"A journey of a thousand miles begins with a single step." Lao-tzu
July 1, 2008 This journey so far has taken me one thousand and four miles from my hometown, but I’m having trouble putting my finger on the single step that began it all. Was it Monday afternoon at the border when they gave me my official document allowing me to pass? Was it Saturday morning when we started the car and drove out of Goshen in our funny little caravan? Was it in February when we came up to Red Lake for a job interview at the hospital? Was it two Christmases ago being up here with Kendall’s family and all of us rating our desire to live up here? (I can’t say my number on a scale of 1 – 100 was high, but it was the highest of all the in-laws, so I guess I’m the chosen one.) Was it three years ago almost to the day that Kendall first said, “What if we’d move up here?” (I tried to ignore that one for several months, thinking surely it would go away.) Or was it June 10, 2000 when I married Kendall and made some solemn promises before God and all these witnesses? Was it a night before Kendall and I were married when we talked about moving to Red Lake? (It was a far off and romantic possibility at that time.) Or was it living in and visiting different cultures at different times in my life? Could the first step have been when my parents brought me as a baby to this same area for a year of voluntary service? (Kendall wasn’t born yet, but I surely saw his parents as they chatted with mine from time to time.) What about when my dad lived on a nearby reserve for two years before he was married? Or when my mom visited this town with her family as a teenager? Or maybe it had something to do with choices my grandparents made? Or other ancestors farther back?
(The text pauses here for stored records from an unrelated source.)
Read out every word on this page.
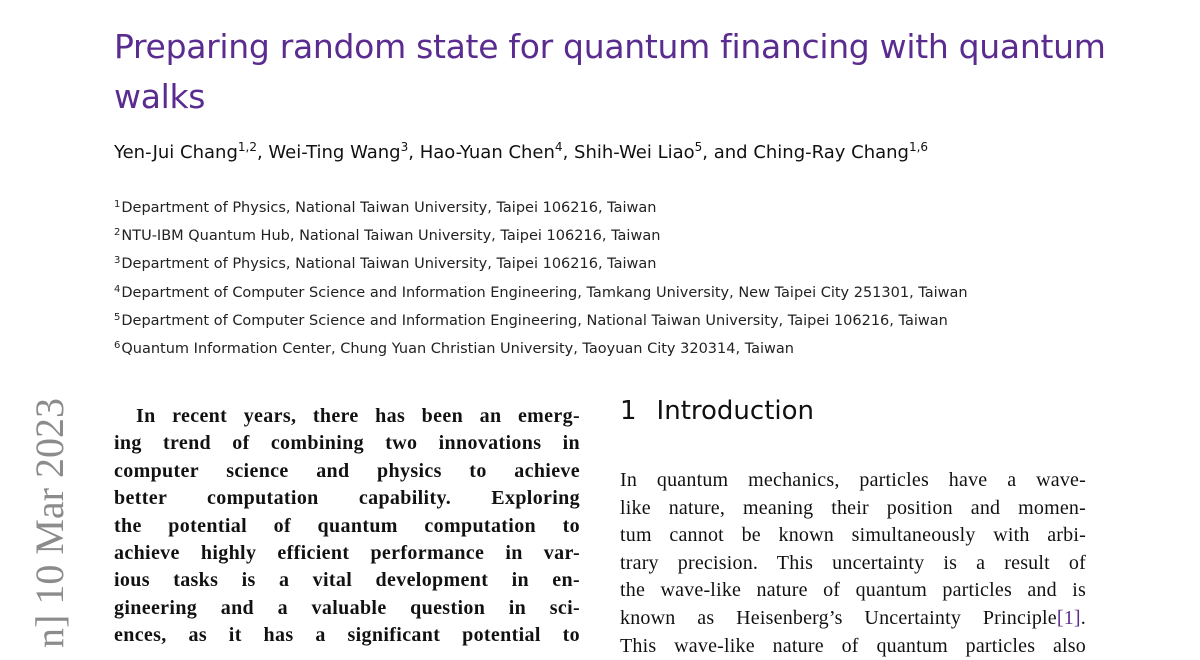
n] 10 Mar 2023
Preparing random state for quantum financing with quantum walks
Yen-Jui Chang$^{1,2}$, Wei-Ting Wang$^3$, Hao-Yuan Chen$^4$, Shih-Wei Liao$^5$, and Ching-Ray Chang$^{1,6}$
1 Department of Physics, National Taiwan University, Taipei 106216, Taiwan
2 NTU-IBM Quantum Hub, National Taiwan University, Taipei 106216, Taiwan
3 Department of Physics, National Taiwan University, Taipei 106216, Taiwan
4 Department of Computer Science and Information Engineering, Tamkang University, New Taipei City 251301, Taiwan
5 Department of Computer Science and Information Engineering, National Taiwan University, Taipei 106216, Taiwan
6 Quantum Information Center, Chung Yuan Christian University, Taoyuan City 320314, Taiwan
In recent years, there has been an emerg-
ing trend of combining two innovations in
computer science and physics to achieve
better computation capability. Exploring
the potential of quantum computation to
achieve highly efficient performance in var-
ious tasks is a vital development in en-
gineering and a valuable question in sci-
ences, as it has a significant potential to
1 Introduction
In quantum mechanics, particles have a wave-
like nature, meaning their position and momen-
tum cannot be known simultaneously with arbi-
trary precision. This uncertainty is a result of
the wave-like nature of quantum particles and is
known as Heisenberg’s Uncertainty Principle[1].
This wave-like nature of quantum particles also
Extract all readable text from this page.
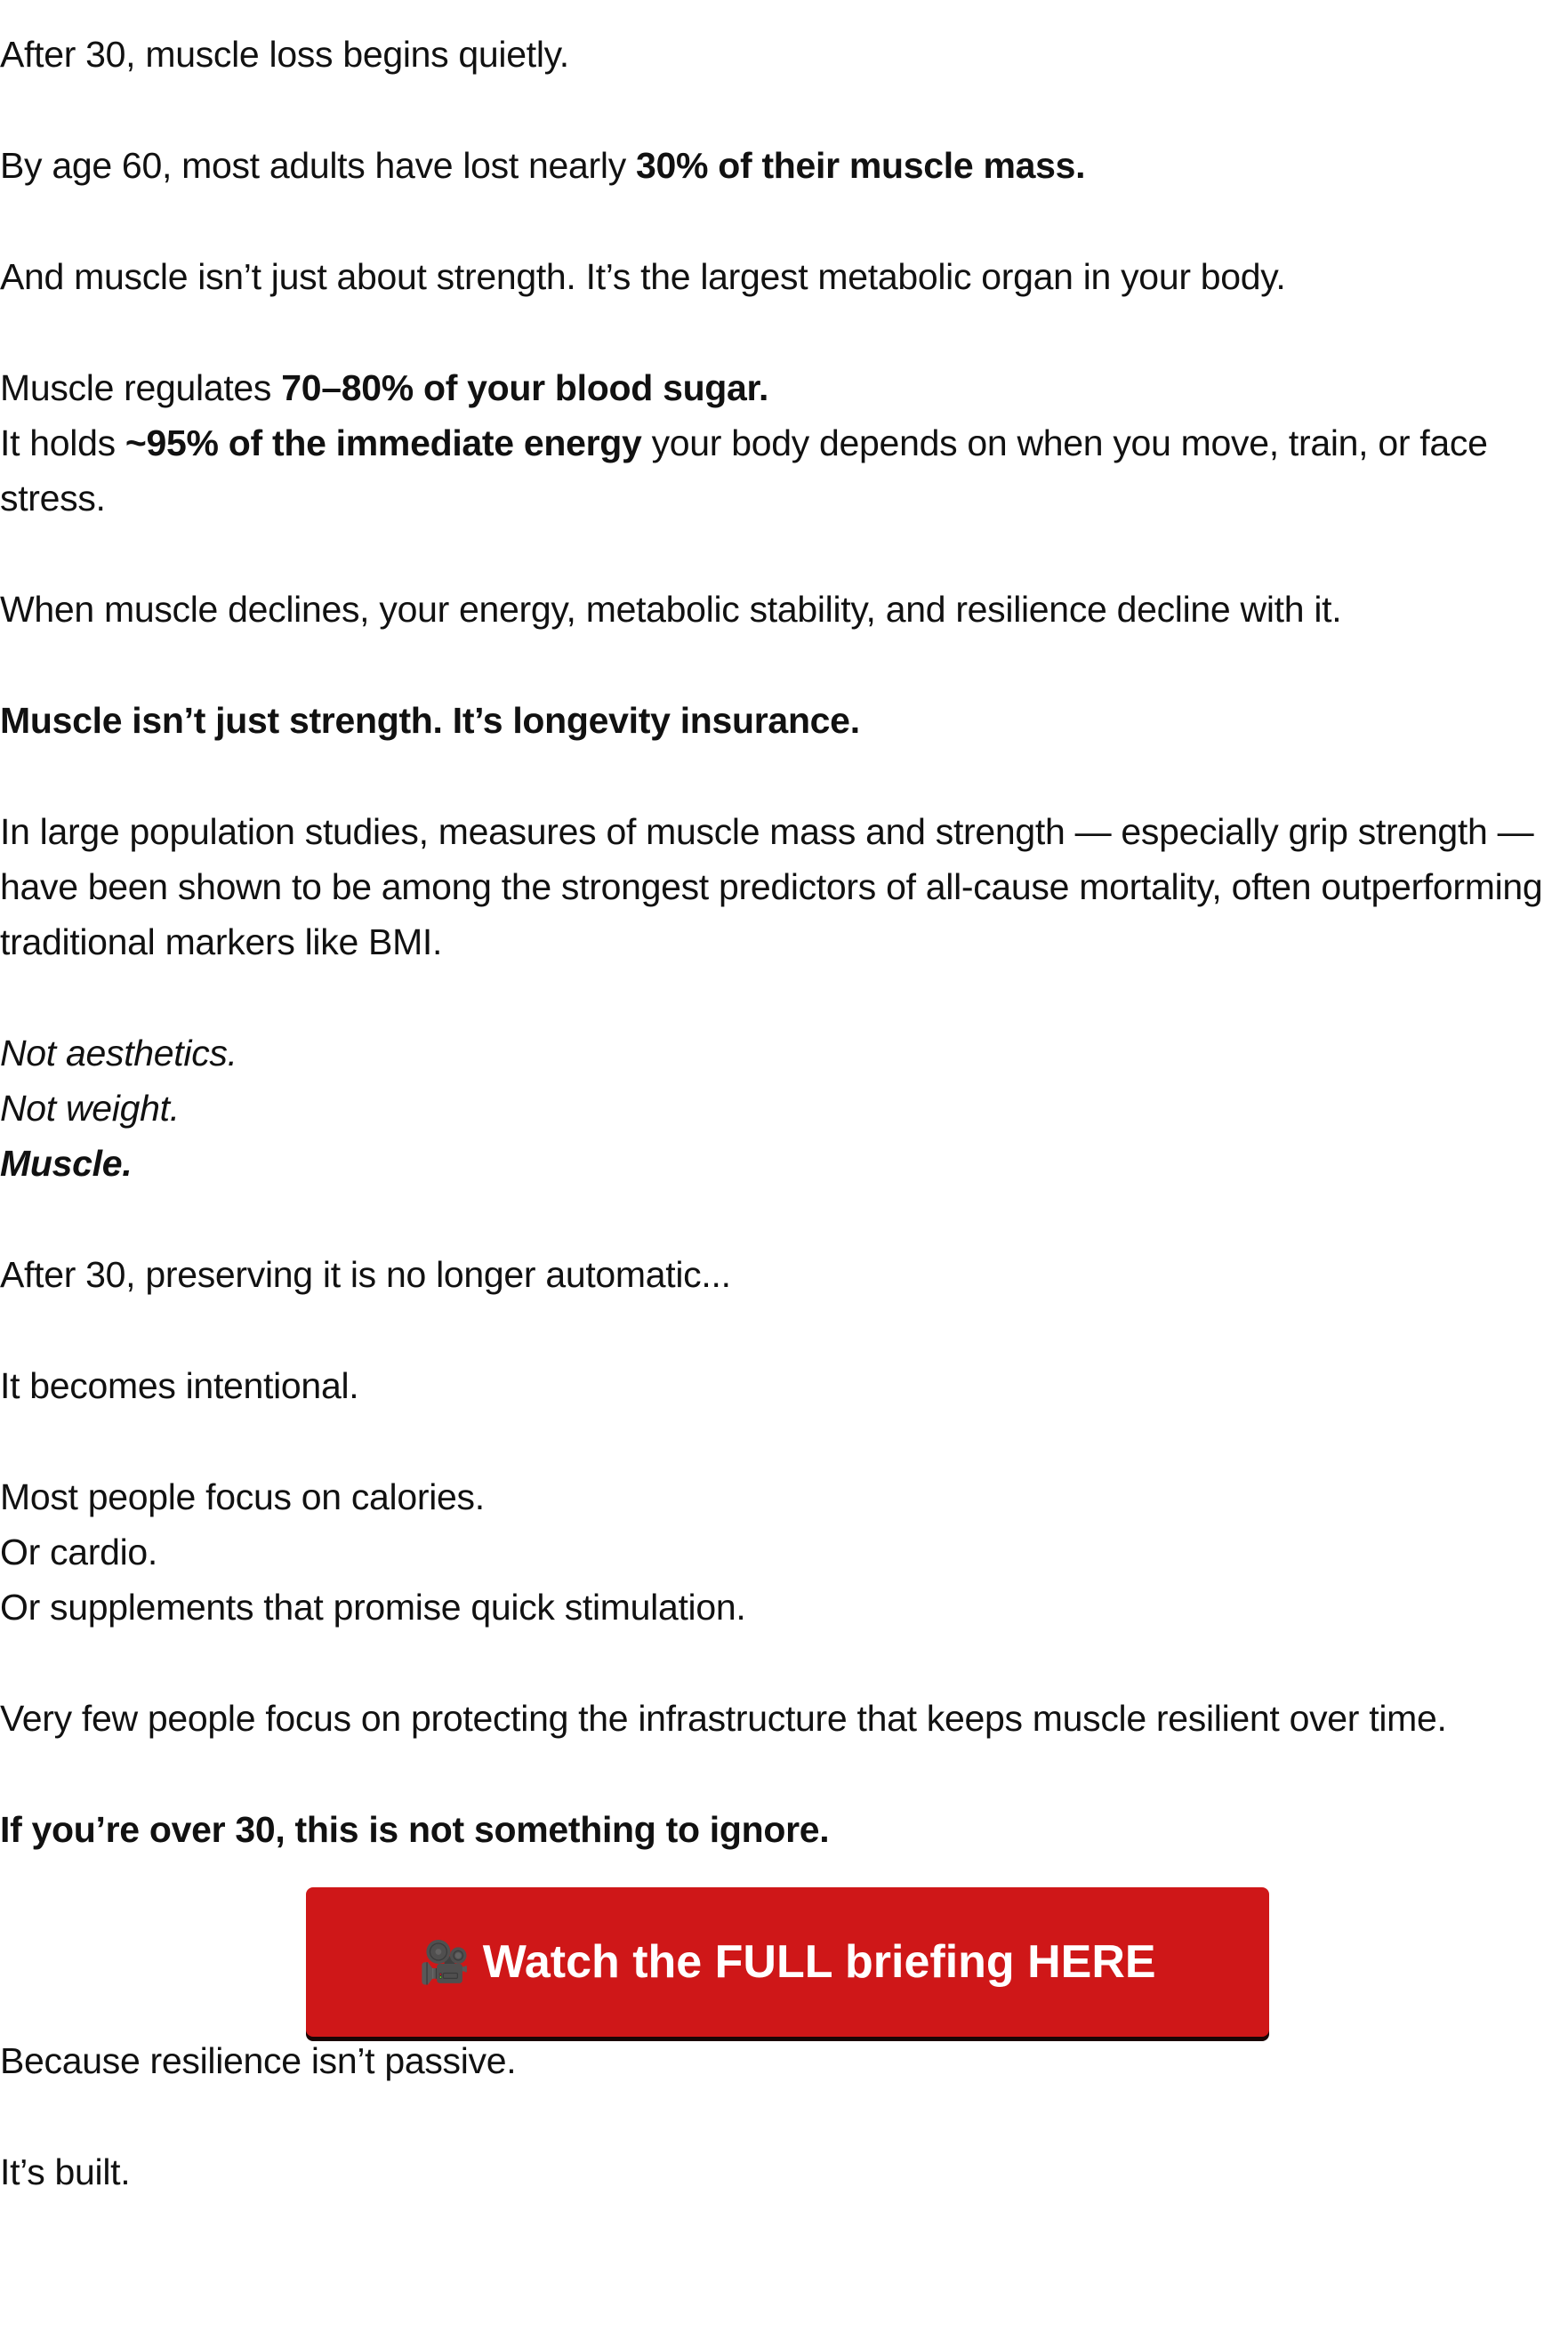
After 30, muscle loss begins quietly.

By age 60, most adults have lost nearly 30% of their muscle mass.

And muscle isn’t just about strength. It’s the largest metabolic organ in your body.

Muscle regulates 70–80% of your blood sugar.
It holds ~95% of the immediate energy your body depends on when you move, train, or face stress.

When muscle declines, your energy, metabolic stability, and resilience decline with it.

Muscle isn’t just strength. It’s longevity insurance.

In large population studies, measures of muscle mass and strength — especially grip strength — have been shown to be among the strongest predictors of all-cause mortality, often outperforming traditional markers like BMI.

Not aesthetics.
Not weight.
Muscle.

After 30, preserving it is no longer automatic...

It becomes intentional.

Most people focus on calories.
Or cardio.
Or supplements that promise quick stimulation.

Very few people focus on protecting the infrastructure that keeps muscle resilient over time.

If you’re over 30, this is not something to ignore.

🎥 Watch the FULL briefing HERE

Because resilience isn’t passive.

It’s built.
At any rate, moving into this house where I slept for a few weeks as a baby and where my dad stayed as a teenager, has made me very aware of roots. And how they affect our lives and choices and passions.
I suspect there is no single step that began our move a thousand miles away from Indiana. It seems, rather, to be a coming together of so many different factors. (Not the least of which is marrying a man who has taken this land as a very part of his being. And for all the ways I can tease him and get annoyed at some of his woodsman ways, I really do mean that in a reverent and respectful way.)
So here we are, a thousand miles from nowhere. (Oops…I meant a thousand miles from Goshen.) I know that we safely made the journey here, but mostly our journey is just beginning. And mostly I’m excited.